Another application of the scam occurs with web applications, i.e. sites with interfaces designed to impersonate applications. In this case, scammers ask users to save the icon of the website on their home screen and normally use the “application” (which is actually a web page that is also unverified by Apple).
The campaign appears to focus on counterfeit versions of cryptocurrency apps such as Japanese company BTCBOX and bitcoin mining company BitFury. However, there are also records of scams using fake dating apps and fake social networks. It is estimated that the CryptoRom have already stolen something around $1.4 million of his victims.
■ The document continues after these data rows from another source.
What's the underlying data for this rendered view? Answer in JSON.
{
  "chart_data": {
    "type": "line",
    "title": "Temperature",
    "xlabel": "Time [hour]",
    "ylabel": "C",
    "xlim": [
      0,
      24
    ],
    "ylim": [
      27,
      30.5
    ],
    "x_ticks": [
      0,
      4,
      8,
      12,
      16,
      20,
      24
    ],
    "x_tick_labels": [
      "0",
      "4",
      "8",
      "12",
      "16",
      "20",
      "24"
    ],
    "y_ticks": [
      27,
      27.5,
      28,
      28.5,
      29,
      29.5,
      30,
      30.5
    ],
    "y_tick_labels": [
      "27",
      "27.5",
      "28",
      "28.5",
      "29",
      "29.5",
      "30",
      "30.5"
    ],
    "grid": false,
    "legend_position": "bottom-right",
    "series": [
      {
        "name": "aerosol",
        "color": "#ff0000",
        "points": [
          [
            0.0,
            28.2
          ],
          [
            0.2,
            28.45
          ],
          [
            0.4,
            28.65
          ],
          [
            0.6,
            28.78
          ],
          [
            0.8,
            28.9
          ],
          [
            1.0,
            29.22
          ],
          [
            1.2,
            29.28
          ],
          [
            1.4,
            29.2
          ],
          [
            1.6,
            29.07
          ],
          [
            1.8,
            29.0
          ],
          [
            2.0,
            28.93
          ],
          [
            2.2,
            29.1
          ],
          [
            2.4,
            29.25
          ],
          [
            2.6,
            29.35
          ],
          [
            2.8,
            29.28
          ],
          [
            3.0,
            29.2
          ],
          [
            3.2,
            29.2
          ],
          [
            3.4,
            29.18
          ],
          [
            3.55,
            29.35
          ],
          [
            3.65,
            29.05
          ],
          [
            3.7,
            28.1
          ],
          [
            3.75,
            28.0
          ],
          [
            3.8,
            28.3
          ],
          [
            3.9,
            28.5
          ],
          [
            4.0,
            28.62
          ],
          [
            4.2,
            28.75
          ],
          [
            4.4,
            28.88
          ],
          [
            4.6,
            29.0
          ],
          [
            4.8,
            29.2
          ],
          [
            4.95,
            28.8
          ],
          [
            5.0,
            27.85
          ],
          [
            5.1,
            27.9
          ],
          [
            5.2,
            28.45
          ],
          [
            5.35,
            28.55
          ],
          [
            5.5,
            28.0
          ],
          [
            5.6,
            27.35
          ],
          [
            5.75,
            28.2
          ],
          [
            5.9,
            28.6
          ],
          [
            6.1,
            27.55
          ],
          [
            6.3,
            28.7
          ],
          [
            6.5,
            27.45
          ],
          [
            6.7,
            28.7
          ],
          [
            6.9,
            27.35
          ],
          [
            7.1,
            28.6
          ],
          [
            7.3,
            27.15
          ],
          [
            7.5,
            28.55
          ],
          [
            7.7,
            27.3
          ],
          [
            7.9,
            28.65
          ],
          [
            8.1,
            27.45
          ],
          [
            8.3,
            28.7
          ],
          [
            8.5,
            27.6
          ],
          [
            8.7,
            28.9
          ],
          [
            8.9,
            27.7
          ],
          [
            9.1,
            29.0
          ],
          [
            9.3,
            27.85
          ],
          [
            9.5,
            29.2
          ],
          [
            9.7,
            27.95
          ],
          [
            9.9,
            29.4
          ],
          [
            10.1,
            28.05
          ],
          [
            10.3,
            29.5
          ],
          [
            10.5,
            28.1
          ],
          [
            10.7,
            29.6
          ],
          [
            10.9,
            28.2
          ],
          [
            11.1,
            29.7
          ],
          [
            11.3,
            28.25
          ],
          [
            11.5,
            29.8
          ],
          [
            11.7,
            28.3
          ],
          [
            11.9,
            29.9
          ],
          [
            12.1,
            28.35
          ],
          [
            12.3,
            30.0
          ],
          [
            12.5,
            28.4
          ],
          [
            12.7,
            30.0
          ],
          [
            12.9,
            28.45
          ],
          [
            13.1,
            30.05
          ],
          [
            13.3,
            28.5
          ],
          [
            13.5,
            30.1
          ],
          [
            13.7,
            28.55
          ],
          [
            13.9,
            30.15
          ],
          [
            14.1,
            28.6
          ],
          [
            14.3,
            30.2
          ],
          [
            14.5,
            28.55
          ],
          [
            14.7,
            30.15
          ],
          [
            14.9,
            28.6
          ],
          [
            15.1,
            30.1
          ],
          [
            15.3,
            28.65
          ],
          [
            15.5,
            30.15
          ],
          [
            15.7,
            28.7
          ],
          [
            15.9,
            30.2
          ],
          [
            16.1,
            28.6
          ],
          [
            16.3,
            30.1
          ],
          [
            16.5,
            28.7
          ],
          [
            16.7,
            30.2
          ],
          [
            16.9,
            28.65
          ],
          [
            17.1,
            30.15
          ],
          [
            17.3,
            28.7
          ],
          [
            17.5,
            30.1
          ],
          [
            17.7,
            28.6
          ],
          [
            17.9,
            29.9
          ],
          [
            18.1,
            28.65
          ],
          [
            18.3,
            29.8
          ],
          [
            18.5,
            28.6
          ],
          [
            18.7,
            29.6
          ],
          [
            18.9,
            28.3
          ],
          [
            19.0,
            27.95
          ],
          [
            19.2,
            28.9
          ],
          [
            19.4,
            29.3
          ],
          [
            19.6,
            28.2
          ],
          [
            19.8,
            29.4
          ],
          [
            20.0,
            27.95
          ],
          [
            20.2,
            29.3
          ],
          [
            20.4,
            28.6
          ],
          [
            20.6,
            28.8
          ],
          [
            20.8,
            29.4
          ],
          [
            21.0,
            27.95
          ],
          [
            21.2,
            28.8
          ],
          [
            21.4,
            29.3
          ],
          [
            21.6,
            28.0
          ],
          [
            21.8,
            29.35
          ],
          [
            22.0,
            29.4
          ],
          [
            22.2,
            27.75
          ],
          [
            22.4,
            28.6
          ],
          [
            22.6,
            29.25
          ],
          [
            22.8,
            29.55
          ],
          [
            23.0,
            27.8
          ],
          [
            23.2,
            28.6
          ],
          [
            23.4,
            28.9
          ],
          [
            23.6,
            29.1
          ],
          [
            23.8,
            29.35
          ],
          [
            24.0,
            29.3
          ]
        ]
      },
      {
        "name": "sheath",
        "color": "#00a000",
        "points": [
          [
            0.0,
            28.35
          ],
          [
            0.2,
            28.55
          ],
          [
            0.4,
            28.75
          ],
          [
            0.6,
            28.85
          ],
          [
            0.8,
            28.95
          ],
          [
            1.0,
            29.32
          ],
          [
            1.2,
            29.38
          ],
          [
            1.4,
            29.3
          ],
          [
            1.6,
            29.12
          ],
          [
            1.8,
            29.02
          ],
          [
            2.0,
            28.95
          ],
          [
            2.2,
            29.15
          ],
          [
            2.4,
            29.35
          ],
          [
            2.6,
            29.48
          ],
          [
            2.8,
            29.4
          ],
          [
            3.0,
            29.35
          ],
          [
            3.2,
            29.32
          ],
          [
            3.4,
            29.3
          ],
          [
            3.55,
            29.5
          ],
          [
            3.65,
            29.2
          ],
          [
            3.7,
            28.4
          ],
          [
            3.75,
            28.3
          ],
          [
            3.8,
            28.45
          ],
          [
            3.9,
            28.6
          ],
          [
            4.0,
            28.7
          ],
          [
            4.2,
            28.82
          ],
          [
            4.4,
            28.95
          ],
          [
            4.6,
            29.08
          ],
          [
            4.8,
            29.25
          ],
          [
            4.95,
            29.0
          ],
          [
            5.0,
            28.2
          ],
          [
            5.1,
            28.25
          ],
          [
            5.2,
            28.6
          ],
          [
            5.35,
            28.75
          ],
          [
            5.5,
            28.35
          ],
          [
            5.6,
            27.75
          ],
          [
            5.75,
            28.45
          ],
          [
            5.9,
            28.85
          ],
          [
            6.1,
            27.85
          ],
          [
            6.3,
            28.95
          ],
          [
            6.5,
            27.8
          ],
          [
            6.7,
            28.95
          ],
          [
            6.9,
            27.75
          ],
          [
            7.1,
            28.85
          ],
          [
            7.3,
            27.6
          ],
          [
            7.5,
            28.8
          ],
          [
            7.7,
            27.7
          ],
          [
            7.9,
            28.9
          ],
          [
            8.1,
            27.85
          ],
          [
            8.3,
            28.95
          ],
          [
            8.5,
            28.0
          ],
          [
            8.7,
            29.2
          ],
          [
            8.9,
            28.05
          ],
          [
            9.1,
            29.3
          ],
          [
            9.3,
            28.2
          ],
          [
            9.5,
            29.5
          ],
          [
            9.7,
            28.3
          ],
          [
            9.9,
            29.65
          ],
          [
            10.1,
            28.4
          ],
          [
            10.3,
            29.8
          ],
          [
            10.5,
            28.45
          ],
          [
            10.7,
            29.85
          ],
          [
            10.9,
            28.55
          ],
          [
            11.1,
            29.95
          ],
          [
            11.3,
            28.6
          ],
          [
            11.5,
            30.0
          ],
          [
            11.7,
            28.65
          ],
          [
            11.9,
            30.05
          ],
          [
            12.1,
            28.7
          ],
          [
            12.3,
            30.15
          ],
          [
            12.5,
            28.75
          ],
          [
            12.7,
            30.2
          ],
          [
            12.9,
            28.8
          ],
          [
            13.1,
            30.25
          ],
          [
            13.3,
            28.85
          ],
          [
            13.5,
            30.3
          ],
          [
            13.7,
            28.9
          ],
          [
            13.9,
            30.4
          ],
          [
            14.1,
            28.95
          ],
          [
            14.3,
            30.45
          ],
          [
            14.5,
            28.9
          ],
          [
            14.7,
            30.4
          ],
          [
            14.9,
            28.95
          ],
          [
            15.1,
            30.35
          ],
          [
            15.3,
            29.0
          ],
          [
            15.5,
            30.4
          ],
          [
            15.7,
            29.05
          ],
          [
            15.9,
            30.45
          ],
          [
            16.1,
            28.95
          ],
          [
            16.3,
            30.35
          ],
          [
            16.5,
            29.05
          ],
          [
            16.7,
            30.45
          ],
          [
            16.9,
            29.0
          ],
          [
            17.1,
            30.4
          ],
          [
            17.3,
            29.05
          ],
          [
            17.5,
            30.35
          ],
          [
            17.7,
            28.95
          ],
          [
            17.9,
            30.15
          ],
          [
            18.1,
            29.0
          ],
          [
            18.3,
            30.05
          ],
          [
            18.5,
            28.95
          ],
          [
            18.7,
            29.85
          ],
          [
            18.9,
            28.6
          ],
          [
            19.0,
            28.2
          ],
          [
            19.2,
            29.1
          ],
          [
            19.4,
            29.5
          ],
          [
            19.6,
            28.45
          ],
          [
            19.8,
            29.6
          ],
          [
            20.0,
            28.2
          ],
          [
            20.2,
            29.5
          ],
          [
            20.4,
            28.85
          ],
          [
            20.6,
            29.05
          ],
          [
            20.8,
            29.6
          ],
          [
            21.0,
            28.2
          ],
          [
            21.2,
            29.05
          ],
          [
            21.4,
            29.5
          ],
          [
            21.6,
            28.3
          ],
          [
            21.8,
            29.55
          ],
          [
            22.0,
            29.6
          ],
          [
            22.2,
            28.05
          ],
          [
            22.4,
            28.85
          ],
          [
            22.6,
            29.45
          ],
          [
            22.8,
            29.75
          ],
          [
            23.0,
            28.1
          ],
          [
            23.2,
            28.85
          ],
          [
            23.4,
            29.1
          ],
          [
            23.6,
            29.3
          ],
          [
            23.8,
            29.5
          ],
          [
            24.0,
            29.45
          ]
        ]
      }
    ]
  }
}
Apple hasn’t commented on the matter, but the scams are unlikely to change anything about how TestFlight works – after all, the platform succeeds precisely because of its simplicity and ability to attract customers. testers. So just a reminder: if you don’t know exactly what you are doing (i.e. testing an app), never install apps from TestFlight or give your information to apps obtained outside of the App Store. Although they will not protect you 100%, these measures will be sufficient to avoid most of the scams that are practiced there.